Na vida privada e social dos (mais) idosos há sempre situações indesejáveis de miséria, de solidão, de abandono, de doença ou de maus tratos, mas o mais comum talvez seja a fraca solicitação por parte da sociedade, na atenção que as pessoas merecem e no desperdício que é não colher os benefícios que daí adviriam: mais compensação afectiva, mais entusiasmo, mais disponibilidade, melhor interacção social, mais saúde e mais alegria…
Saber de pessoas que vivem imersas na solidão, perdem a noção dos dias da semana e do calendário, têm dificuldades na organização horária e ocupacional de cada dia, gastam horas ao telefone ou frente às televisões, tentam sentir-se úteis alimentando impropriamente pombos no espaço urbano, ou se viciam na “generosidade” de alimentar dezenas de gatos em recipientes improvisados que espalham na via pública, e com quem falam o que não falam com seres humanos que os escutem, são tudo formas, entre outras, de deitar fora a riqueza de tantos seres humanos, matando-lhes o gosto de viver e obrigando-os a arrastar-se numa velhice degradante.

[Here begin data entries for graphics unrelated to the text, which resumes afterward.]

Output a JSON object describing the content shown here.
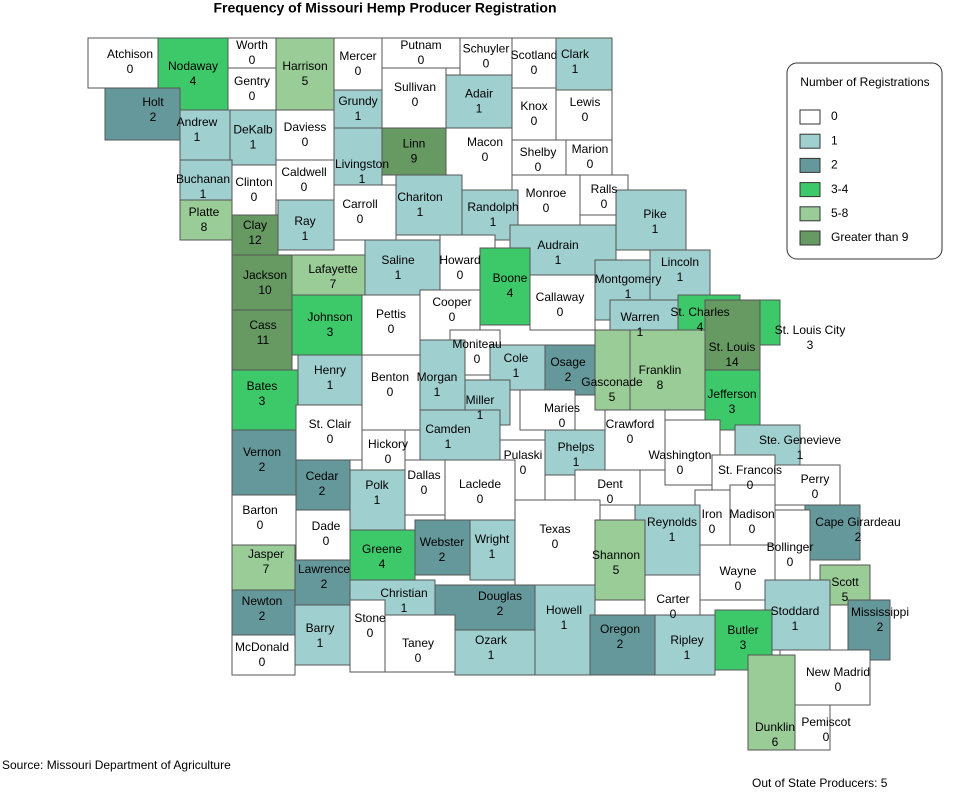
{
  "title": "Frequency of Missouri Hemp Producer Registration",
  "legend": {
    "title": "Number of Registrations",
    "classes": [
      {
        "label": "0",
        "color": "#ffffff"
      },
      {
        "label": "1",
        "color": "#a0cfcf"
      },
      {
        "label": "2",
        "color": "#65989a"
      },
      {
        "label": "3-4",
        "color": "#3dc96a"
      },
      {
        "label": "5-8",
        "color": "#9acc98"
      },
      {
        "label": "Greater than 9",
        "color": "#679a63"
      }
    ]
  },
  "counties": [
    {
      "name": "Atchison",
      "value": 0
    },
    {
      "name": "Nodaway",
      "value": 4
    },
    {
      "name": "Worth",
      "value": 0
    },
    {
      "name": "Gentry",
      "value": 0
    },
    {
      "name": "Harrison",
      "value": 5
    },
    {
      "name": "Mercer",
      "value": 0
    },
    {
      "name": "Putnam",
      "value": 0
    },
    {
      "name": "Schuyler",
      "value": 0
    },
    {
      "name": "Scotland",
      "value": 0
    },
    {
      "name": "Clark",
      "value": 1
    },
    {
      "name": "Sullivan",
      "value": 0
    },
    {
      "name": "Grundy",
      "value": 1
    },
    {
      "name": "Adair",
      "value": 1
    },
    {
      "name": "Knox",
      "value": 0
    },
    {
      "name": "Lewis",
      "value": 0
    },
    {
      "name": "Holt",
      "value": 2
    },
    {
      "name": "Andrew",
      "value": 1
    },
    {
      "name": "DeKalb",
      "value": 1
    },
    {
      "name": "Daviess",
      "value": 0
    },
    {
      "name": "Linn",
      "value": 9
    },
    {
      "name": "Livingston",
      "value": 1
    },
    {
      "name": "Macon",
      "value": 0
    },
    {
      "name": "Shelby",
      "value": 0
    },
    {
      "name": "Marion",
      "value": 0
    },
    {
      "name": "Buchanan",
      "value": 1
    },
    {
      "name": "Clinton",
      "value": 0
    },
    {
      "name": "Caldwell",
      "value": 0
    },
    {
      "name": "Chariton",
      "value": 1
    },
    {
      "name": "Carroll",
      "value": 0
    },
    {
      "name": "Monroe",
      "value": 0
    },
    {
      "name": "Ralls",
      "value": 0
    },
    {
      "name": "Platte",
      "value": 8
    },
    {
      "name": "Clay",
      "value": 12
    },
    {
      "name": "Ray",
      "value": 1
    },
    {
      "name": "Randolph",
      "value": 1
    },
    {
      "name": "Pike",
      "value": 1
    },
    {
      "name": "Audrain",
      "value": 1
    },
    {
      "name": "Howard",
      "value": 0
    },
    {
      "name": "Saline",
      "value": 1
    },
    {
      "name": "Lafayette",
      "value": 7
    },
    {
      "name": "Jackson",
      "value": 10
    },
    {
      "name": "Lincoln",
      "value": 1
    },
    {
      "name": "Montgomery",
      "value": 1
    },
    {
      "name": "Boone",
      "value": 4
    },
    {
      "name": "Callaway",
      "value": 0
    },
    {
      "name": "Cooper",
      "value": 0
    },
    {
      "name": "Johnson",
      "value": 3
    },
    {
      "name": "Cass",
      "value": 11
    },
    {
      "name": "Pettis",
      "value": 0
    },
    {
      "name": "St. Charles",
      "value": 4
    },
    {
      "name": "Warren",
      "value": 1
    },
    {
      "name": "Moniteau",
      "value": 0
    },
    {
      "name": "Cole",
      "value": 1
    },
    {
      "name": "Osage",
      "value": 2
    },
    {
      "name": "Gasconade",
      "value": 5
    },
    {
      "name": "Franklin",
      "value": 8
    },
    {
      "name": "St. Louis",
      "value": 14
    },
    {
      "name": "St. Louis City",
      "value": 3
    },
    {
      "name": "Jefferson",
      "value": 3
    },
    {
      "name": "Henry",
      "value": 1
    },
    {
      "name": "Bates",
      "value": 3
    },
    {
      "name": "Benton",
      "value": 0
    },
    {
      "name": "Morgan",
      "value": 1
    },
    {
      "name": "Miller",
      "value": 1
    },
    {
      "name": "Maries",
      "value": 0
    },
    {
      "name": "Phelps",
      "value": 1
    },
    {
      "name": "Crawford",
      "value": 0
    },
    {
      "name": "Washington",
      "value": 0
    },
    {
      "name": "Ste. Genevieve",
      "value": 1
    },
    {
      "name": "St. Francois",
      "value": 0
    },
    {
      "name": "Perry",
      "value": 0
    },
    {
      "name": "Vernon",
      "value": 2
    },
    {
      "name": "St. Clair",
      "value": 0
    },
    {
      "name": "Hickory",
      "value": 0
    },
    {
      "name": "Camden",
      "value": 1
    },
    {
      "name": "Pulaski",
      "value": 0
    },
    {
      "name": "Dallas",
      "value": 0
    },
    {
      "name": "Laclede",
      "value": 0
    },
    {
      "name": "Cedar",
      "value": 2
    },
    {
      "name": "Polk",
      "value": 1
    },
    {
      "name": "Barton",
      "value": 0
    },
    {
      "name": "Dade",
      "value": 0
    },
    {
      "name": "Dent",
      "value": 0
    },
    {
      "name": "Iron",
      "value": 0
    },
    {
      "name": "Madison",
      "value": 0
    },
    {
      "name": "Reynolds",
      "value": 1
    },
    {
      "name": "Texas",
      "value": 0
    },
    {
      "name": "Webster",
      "value": 2
    },
    {
      "name": "Wright",
      "value": 1
    },
    {
      "name": "Greene",
      "value": 4
    },
    {
      "name": "Jasper",
      "value": 7
    },
    {
      "name": "Lawrence",
      "value": 2
    },
    {
      "name": "Cape Girardeau",
      "value": 2
    },
    {
      "name": "Bollinger",
      "value": 0
    },
    {
      "name": "Wayne",
      "value": 0
    },
    {
      "name": "Shannon",
      "value": 5
    },
    {
      "name": "Scott",
      "value": 5
    },
    {
      "name": "Mississippi",
      "value": 2
    },
    {
      "name": "Stoddard",
      "value": 1
    },
    {
      "name": "Carter",
      "value": 0
    },
    {
      "name": "Newton",
      "value": 2
    },
    {
      "name": "Christian",
      "value": 1
    },
    {
      "name": "Douglas",
      "value": 2
    },
    {
      "name": "Howell",
      "value": 1
    },
    {
      "name": "Oregon",
      "value": 2
    },
    {
      "name": "Ripley",
      "value": 1
    },
    {
      "name": "Butler",
      "value": 3
    },
    {
      "name": "Barry",
      "value": 1
    },
    {
      "name": "Stone",
      "value": 0
    },
    {
      "name": "Taney",
      "value": 0
    },
    {
      "name": "Ozark",
      "value": 1
    },
    {
      "name": "McDonald",
      "value": 0
    },
    {
      "name": "New Madrid",
      "value": 0
    },
    {
      "name": "Dunklin",
      "value": 6
    },
    {
      "name": "Pemiscot",
      "value": 0
    }
  ],
  "source": "Source: Missouri Department of Agriculture",
  "note": "Out of State Producers: 5"
}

Por outro lado, muitas pessoas com sessenta anos ou mais gozam, felizmente, de um estado de saúde físico e anímico que lhes permitiria prestar serviços muito relevantes à comunidade se conseguíssemos um pouco mais de organização e estímulo nesse sentido. Não que estas pessoas não sejam muito úteis: que o digam tantos filhos e netos que têm nos pais/avós um sustentáculo não só para fazer o acompanhamento e cuidado de crianças, como para ajudar em tarefas de casa ou mesmo (ou principalmente…) como apoio financeiro. Mas isso pode ser muito pouco para valorizar e entusiasmar pessoas cheias de capacidade, a quem não é legítimo privar dessa possibilidade.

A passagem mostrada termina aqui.